Когда спадает напряжение, рюкзак тяжелеет и дает себя знать, особенно обостряется резь в плечах, спина горит, зудит, как от пролежней. Снова додумал: не снять ли хоть на несколько минут, пока Уткин на спуске? Но не стал — как пассажир, который всю дорогу стоял и уж не хочет садиться на освободившееся место, петому что осталось ехать одну остановку.
Сверху непрерывно идут камни: мелочь и крупные. Огромные «чемоданы», плавно поворачиваясь в воздухе, падают стремительно, с шипом и гудом и, влепившись в склон, как от взрыва, разбрызгиваются на мелкие части. Я нахожусь в безопасности, словно под козырьком, в нескольких метрах от подножия стены с отрицательным углом. Если сверху скинуть отвес, он упадет от меня на десяток шагов ниже. Траектория полета камней отклоняется от чистой вертикали еще метров на десять. Но видишь полет, видишь момент приземления, каждый раз знаешь, как это будет, и все-таки инстинктивно съеживаешься, вздрагиваешь, как от окрика.

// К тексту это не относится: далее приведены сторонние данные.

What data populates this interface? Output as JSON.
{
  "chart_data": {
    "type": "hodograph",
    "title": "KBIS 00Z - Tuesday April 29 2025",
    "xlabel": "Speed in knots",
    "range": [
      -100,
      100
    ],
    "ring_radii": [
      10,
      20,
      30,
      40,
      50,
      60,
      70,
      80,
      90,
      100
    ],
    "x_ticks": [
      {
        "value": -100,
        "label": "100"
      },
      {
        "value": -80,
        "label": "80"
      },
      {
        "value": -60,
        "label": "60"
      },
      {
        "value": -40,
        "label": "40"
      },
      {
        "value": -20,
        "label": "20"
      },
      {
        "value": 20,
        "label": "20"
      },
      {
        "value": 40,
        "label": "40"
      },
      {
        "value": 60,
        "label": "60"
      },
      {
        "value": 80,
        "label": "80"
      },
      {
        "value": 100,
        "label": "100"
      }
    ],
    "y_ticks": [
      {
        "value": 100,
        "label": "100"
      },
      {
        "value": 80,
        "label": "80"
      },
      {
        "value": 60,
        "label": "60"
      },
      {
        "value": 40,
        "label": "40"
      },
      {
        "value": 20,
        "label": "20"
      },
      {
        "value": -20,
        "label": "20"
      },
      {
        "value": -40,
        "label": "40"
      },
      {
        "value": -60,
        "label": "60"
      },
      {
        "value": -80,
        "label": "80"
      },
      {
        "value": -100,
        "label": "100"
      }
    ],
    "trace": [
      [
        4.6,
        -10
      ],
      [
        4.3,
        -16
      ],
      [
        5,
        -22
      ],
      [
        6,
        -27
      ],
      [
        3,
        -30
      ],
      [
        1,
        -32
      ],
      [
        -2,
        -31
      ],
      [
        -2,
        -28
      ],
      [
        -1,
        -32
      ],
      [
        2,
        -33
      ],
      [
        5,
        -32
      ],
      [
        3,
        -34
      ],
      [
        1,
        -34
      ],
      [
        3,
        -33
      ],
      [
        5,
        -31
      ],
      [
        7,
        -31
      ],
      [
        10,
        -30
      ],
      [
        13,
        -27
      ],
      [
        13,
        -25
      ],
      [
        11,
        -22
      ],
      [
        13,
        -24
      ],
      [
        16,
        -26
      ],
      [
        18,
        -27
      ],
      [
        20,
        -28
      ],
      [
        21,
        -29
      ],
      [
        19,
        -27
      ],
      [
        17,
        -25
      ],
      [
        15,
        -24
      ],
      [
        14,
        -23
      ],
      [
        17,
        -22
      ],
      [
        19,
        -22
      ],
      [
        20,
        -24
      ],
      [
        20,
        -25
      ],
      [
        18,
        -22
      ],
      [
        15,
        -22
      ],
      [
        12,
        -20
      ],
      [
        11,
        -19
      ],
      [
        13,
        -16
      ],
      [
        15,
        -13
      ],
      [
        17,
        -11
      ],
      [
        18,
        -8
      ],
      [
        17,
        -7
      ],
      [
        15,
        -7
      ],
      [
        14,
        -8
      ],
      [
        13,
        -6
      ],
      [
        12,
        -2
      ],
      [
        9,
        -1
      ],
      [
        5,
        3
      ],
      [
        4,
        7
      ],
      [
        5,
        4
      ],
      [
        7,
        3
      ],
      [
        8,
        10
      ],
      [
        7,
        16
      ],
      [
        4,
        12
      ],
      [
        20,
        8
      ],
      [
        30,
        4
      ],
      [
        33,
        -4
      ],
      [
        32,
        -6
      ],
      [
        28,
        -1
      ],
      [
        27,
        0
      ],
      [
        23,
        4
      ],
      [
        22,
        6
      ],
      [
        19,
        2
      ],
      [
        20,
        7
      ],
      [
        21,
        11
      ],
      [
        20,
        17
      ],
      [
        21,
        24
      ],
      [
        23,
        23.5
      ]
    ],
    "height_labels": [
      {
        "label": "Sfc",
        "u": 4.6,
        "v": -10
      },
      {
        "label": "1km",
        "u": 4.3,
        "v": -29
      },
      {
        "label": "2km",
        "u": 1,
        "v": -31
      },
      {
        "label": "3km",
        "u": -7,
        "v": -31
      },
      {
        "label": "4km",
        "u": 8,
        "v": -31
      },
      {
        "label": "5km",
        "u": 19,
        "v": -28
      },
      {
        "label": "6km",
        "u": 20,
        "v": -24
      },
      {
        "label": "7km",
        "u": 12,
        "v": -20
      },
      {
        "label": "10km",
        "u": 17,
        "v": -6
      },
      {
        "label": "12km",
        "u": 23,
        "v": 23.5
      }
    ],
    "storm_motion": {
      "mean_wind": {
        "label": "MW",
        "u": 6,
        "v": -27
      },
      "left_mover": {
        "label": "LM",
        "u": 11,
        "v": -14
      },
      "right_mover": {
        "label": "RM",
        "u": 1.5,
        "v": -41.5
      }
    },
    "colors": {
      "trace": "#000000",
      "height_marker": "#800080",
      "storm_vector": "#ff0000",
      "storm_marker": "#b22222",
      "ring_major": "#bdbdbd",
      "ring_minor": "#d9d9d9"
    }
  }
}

Уткину этот обстрел и вовсе нипочем — он на самой стене. Пока он готовится к спуску, я полулежу на льду, завалившись на рюкзак.
Воздух, насыщенный банной сыростью, так же сер, как и облысевший, точившийся водяной слизью лед. Из рантклюфта, что под стеной, метрах в пяти от меня струится парок. Его не видно — видна лишь «живая», шевелящаяся тень. Иногда камнепад на минуту затихает, горы становятся мирными, и от наступившей неподвижности тянет ко сну...
...Не было никакого предчувствия, никакого голоса интуиции, никаких внутренних «вещих» толчков... Уткин уже начал спуск и приближался к середине веревки... Грохот, треск, скрежет, словно столкнулись миры, расколол пространство. Горы колыхнулись. Я подскочил и, кинув взгляд кверху, увидал...
...Метрах в пятистах надо мной неторопливо, поистине с каменным бесстрастием отваливалась скала — громада в полсотни шагов в поперечнике и столько же высотой, став на ребро, на мгновение задержалась, будто решала, куда податься — встать на место или рухнуть вниз? — потом, перевалив эту точку, с огромным ускорением ринулась на меня...
Удивительно: и теперь помню каждое свое движение, хотя в тот момент не помнил самого себя. Что происходило у меня в голове? Какая баталия сил страха, воли, самосохранения?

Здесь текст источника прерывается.